CCA chief executive David Crosbie quotes ATO data that suggests that around 25,000 Australian families hold assets above $10 million. He says that if just 4% of those families paid 35% in estate duties, it will equate to approximately $5 billion (see below for more on the different death tax rates).

“It is estimated that within the next 50 years there will be nine million Australians aged 65 or older,” Costello says. “There will be more wealth to hand down and fewer of us paying income tax.  This is a tax that makes total sense in a country getting older and richer.”

Not a new idea The call to impose a death tax or inheritance duty is not out of the blue. An earlier report to Treasury, “Australia’s Future Tax System” (also known as the Henry review after its chair Ken Henry), suggested that an estate duty would be efficient and equitable, especially as it is levied only on large bequests.

The report also made the point that in many cases the accumulation of savings is done for a person’s own financial security. While longer lifespans see these savings consumed (and tax being paid), the unknown length of a person’s lifetime can result in substantial savings remaining after death.

Henry projected that bequests are likely to rise to around $85 billion, or 4% of GDP, by 2030. The Henry review showed some countries, such as Belgium, raise up to 1.4% of their total revenue from estate duties. In Australia’s case, that would translate to around $5.5 billion a year. This is a similar figure, arrived at in a different way, to that forecast by Community Council for Australia.

Rate variations According to the US tax policy research body The Tax Foundation, 19 OECD member nations levy an estate or inheritance tax, including Britain and the US, Japan, and many European countries (see its report here). The highest rate is Japan (55%), and lowest Italy (4%), with an OECD average of 15%.

Fifteen of the 34 OECD nations do not presently impose an estate duty, including Australia, New Zealand, Canada, Sweden and Norway (although the last two used to have an estate tax, but repealed these in 2005 and 2014).

For its part, The Tax Foundation is pushing to have the US’s inheritance tax repealed as well.

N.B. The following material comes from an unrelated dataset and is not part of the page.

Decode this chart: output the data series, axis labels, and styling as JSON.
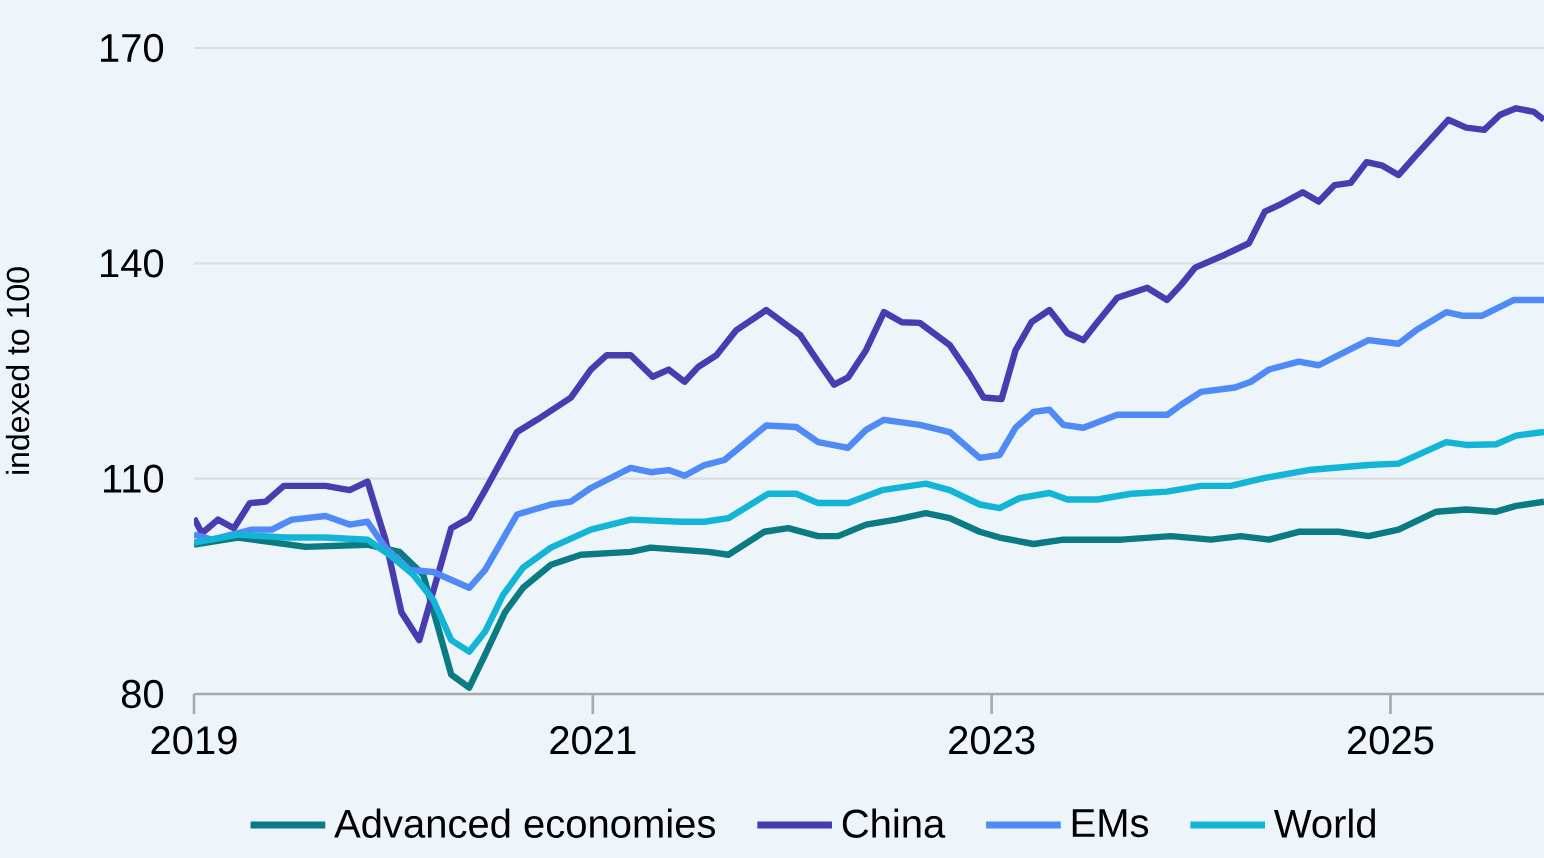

Use, and misuse, of retirement savings Treasurer Scott Morrison recently observed that the confidence of Australians in the super system could be undermined when it becomes clear that the wealthy are parking vast amounts in a tax-favoured environment for purposes other than funding retirement — that is, as “open ended savings vehicles” for estate planning.

An estate duty could even this playing field but also, as one commentator put it, can also be less painful because it is levied at a time when the one who accumulated the assets no longer needs them and the beneficiaries have not yet got used to owning them.

An estate tax could also allow the abolition of some small, inefficient taxes and replace that revenue with a duty imposed on a “life event” that will only increase as the nation’s population continues to grow — this event being the termination of the individuals that make up that population. And unlike taxing alcohol or gambling, it is also a “behaviour” that won’t change because it is taxed.